Who is he?
Jack Ross is a name that is probably unfamiliar to many Sunderland supporters, but he’s making all the right noises within the game and will arrive from St Mirren highly tipped to go on and do great things in management.
He hails from Falkirk and won a host of personal honours at the end of the season, most notably the awards for PFA Scottish manager of the year and the Scottish Championship manager of the year.
At the age of 41, Ross is just at the start of his career off the field, and he’s coming to Sunderland on the back of successful spells elsewhere, albeit at smaller clubs.
Outside of the game he’s incredibly grounded, and holds an MA Honours degree in Economics. During his playing days he used to be the chairman of the PFA Scotland players’ union, and is regarded as one of the most switched-on and level-headed coaches to emanate from the Scottish game in years.

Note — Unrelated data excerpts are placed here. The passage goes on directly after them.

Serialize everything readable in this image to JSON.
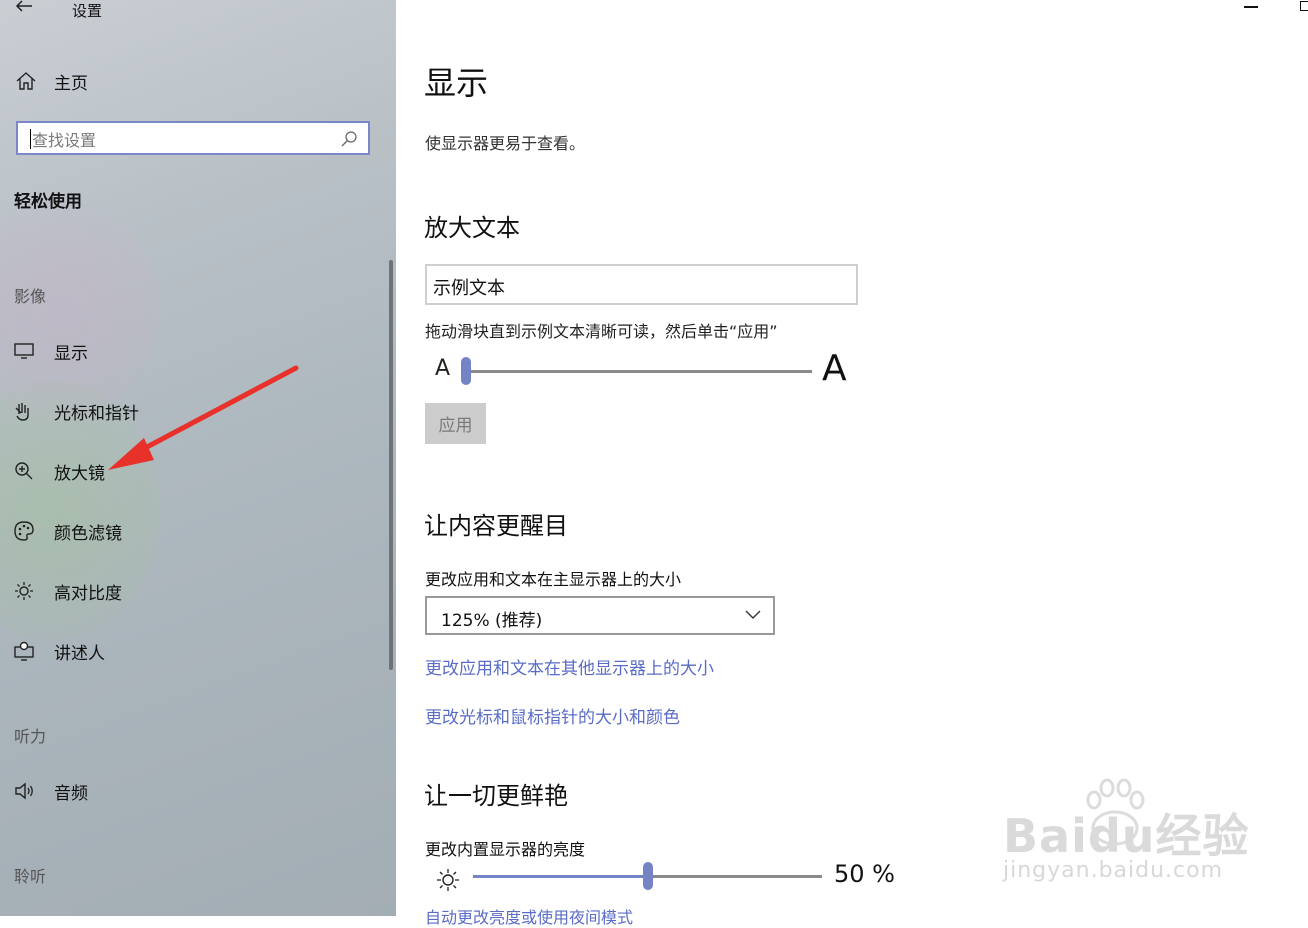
{
  "window": {
    "title": "设置"
  },
  "sidebar": {
    "home_label": "主页",
    "search_placeholder": "查找设置",
    "section_title": "轻松使用",
    "groups": [
      {
        "label": "影像"
      },
      {
        "label": "听力"
      },
      {
        "label": "聆听"
      }
    ],
    "items": [
      {
        "label": "显示",
        "icon": "monitor-icon"
      },
      {
        "label": "光标和指针",
        "icon": "cursor-hand-icon"
      },
      {
        "label": "放大镜",
        "icon": "magnifier-icon"
      },
      {
        "label": "颜色滤镜",
        "icon": "palette-icon"
      },
      {
        "label": "高对比度",
        "icon": "sun-icon"
      },
      {
        "label": "讲述人",
        "icon": "narrator-icon"
      },
      {
        "label": "音频",
        "icon": "speaker-icon"
      }
    ]
  },
  "main": {
    "title": "显示",
    "description": "使显示器更易于查看。",
    "enlarge_text": {
      "heading": "放大文本",
      "sample_text": "示例文本",
      "hint": "拖动滑块直到示例文本清晰可读，然后单击“应用”",
      "small_a": "A",
      "big_a": "A",
      "slider_value": 0,
      "apply_label": "应用"
    },
    "stand_out": {
      "heading": "让内容更醒目",
      "scale_label": "更改应用和文本在主显示器上的大小",
      "scale_value": "125% (推荐)",
      "link_other_displays": "更改应用和文本在其他显示器上的大小",
      "link_cursor": "更改光标和鼠标指针的大小和颜色"
    },
    "brighter": {
      "heading": "让一切更鲜艳",
      "brightness_label": "更改内置显示器的亮度",
      "brightness_value": 50,
      "brightness_text": "50 %",
      "partial_link": "自动更改亮度或使用夜间模式"
    }
  },
  "watermark": {
    "brand": "Baidu经验",
    "url": "jingyan.baidu.com"
  },
  "colors": {
    "accent": "#7383c4",
    "link": "#5a6cc7",
    "arrow": "#e8312a"
  }
}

Ross was interviewed for the Barnsley job in February when they looked to replace Paul Heckingbottom, and spoke earlier this month to Ipswich Town about replacing Mick McCarthy after permission was given by his club in order for him to do so.
What’s his past experience in the game?
Ross had an 11-year playing career which started with Clyde and ended at Dunfermline Athletic, with prominent spells at Hartlepool United, Falkirk and St Mirren in-between.
A defender by trade, Ross also picked up a Scotland B cap during his playing days and eventually retired due to a knee injury in 2011, instead focusing on a career in coaching.
Ross started out with Dumbarton as a coach, became their caretaker manager, left to join up with Hearts as the head of their U20s side in 2014 and then took up his first permanent role as a manager in 2015 with part-time Alloa Athletic.
He was unable to halt their slide into the Scottish second division, but in the following season completely turned their fortunes around and was eventually touted by St Mirren to take over the reins from former Sunderland midfielder Alex Rae in 2016.
Just like at Alloa, Ross was charged with keeping his side up and this time managed it - before turning the club on its head in the following year, walking the Scottish Championship this past season and, in the process, earning prominent individual accolades from the PFA.
Ross leaves St Mirren having promoted them to the top flight in Scotland, in a far healthier position than the one that he found them in.
What could he bring?
When Charlie Methven and Stewart Donald spoke passionately about their vision for the club on our Podcast this week, it was very clear what kind of manager they were hoping to appoint in order to take the club forward next season.
They wanted a man with a winning mentality, capable of rolling up their sleeves - someone that can bring us success, but can also rule with an iron fist.
Ross has worked in difficult jobs already in management and his complete turnaround of St Mirren in such a short space of time with little to no funds has been admirable - but the scale of the task that he’ll face in coming to Sunderland is something far, far bigger.
Is he going to be the man to set us back on a path to success? Who knows. What is for sure is that we’re making an appointment unlike ANY we’ve made since even before Peter Reid arrived - an unheralded, ambitious young coach who, despite having a decent reputation, isn’t someone widely known within the game.
It’s time to realign expectations at Sunderland, and our focus now goes to ensuring this club gets out of League One as quickly as possible. It’s a huge challenge, and we must back the judgement of our new owners in their appointment if this is going to start as smoothly as possible.